When asked about a marketplace that showcases 100 sellers, he said, “100 is a learning phase, so even if you are super highly curated, the right number is way above that.” That’s because, he believes, a marketplace with so few sellers doesn’t have enough volume to drive significant revenue numbers.
Nussenbaum pointed to department stores, which work with thousands of manufacturing partners and brands to stock products in their physical shops. “If you have tens of thousands of vendors in a physical space constraint environment, online the right number over time should be in that same range,” he said.

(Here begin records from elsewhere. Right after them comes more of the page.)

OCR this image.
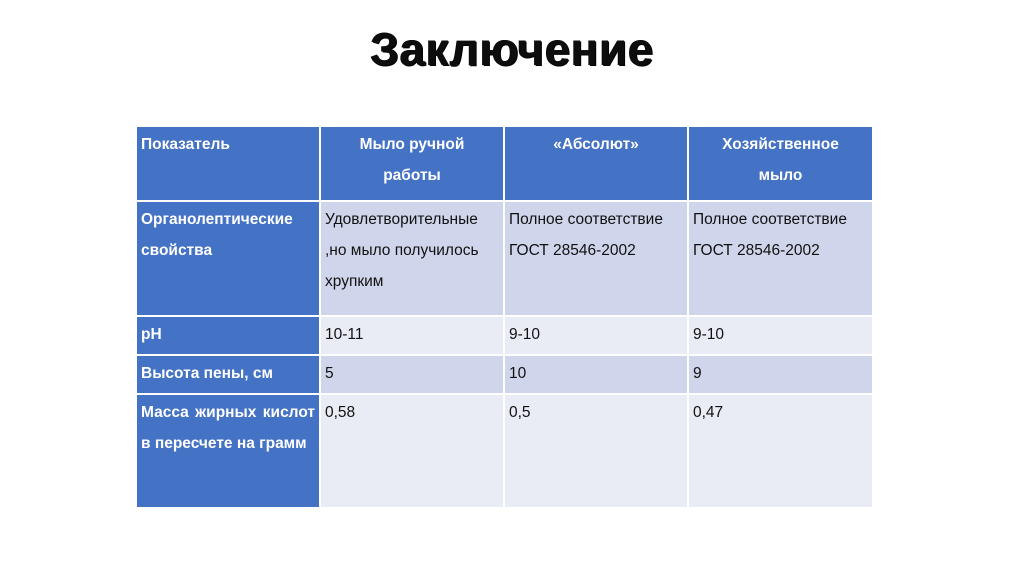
Заключение
Показатель	Мыло ручной работы	«Абсолют»	Хозяйственное мыло
Органолептические свойства	Удовлетворительные ,но мыло получилось хрупким	Полное соответствие ГОСТ 28546-2002	Полное соответствие ГОСТ 28546-2002
pH	10-11	9-10	9-10
Высота пены, см	5	10	9
Масса жирных кислот в пересчете на грамм	0,58	0,5	0,47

There are reasons to be skeptical of the marketplace boom. While most of the high-profile marketplaces have only launched in the last few years, making it still too early to assess the track record of the ecosystem as a whole, some projects have already been placed on hold. Albertsons Marketplace, which first debuted in 2018 and offered 40,000 natural and organic products — has quietly been shuttered, though Albertsons did not clarify why to Modern Retail.
Marketplaces also introduce a host of new issues, especially on the customer service end. While Lands’ End, for instance, asks that its sellers have their own customer service capabilities, Rasmusen said Lands’ End handles the initial customer inquiries about third-party products. “Our customer care associates know the Lands’ End product catalog backward and forward,” she said — but adding more and more third-party products could create complications quickly.
Other concerns revolve around maintaining a strong image. Mirakl’s clients have often wanted to broaden out into new niches. Nussenbaum mentioned a fashion retailer that, like Lands’ End, was interested in expanding into home goods.
Such shifts might threaten to dilute the brand of the original retailer, though Nussenbaum said that these new product categories are rarely so dramatic. In his experience, “if you’re a streetwear fashion retailer, you’re not going to sell washer dryers,” he said.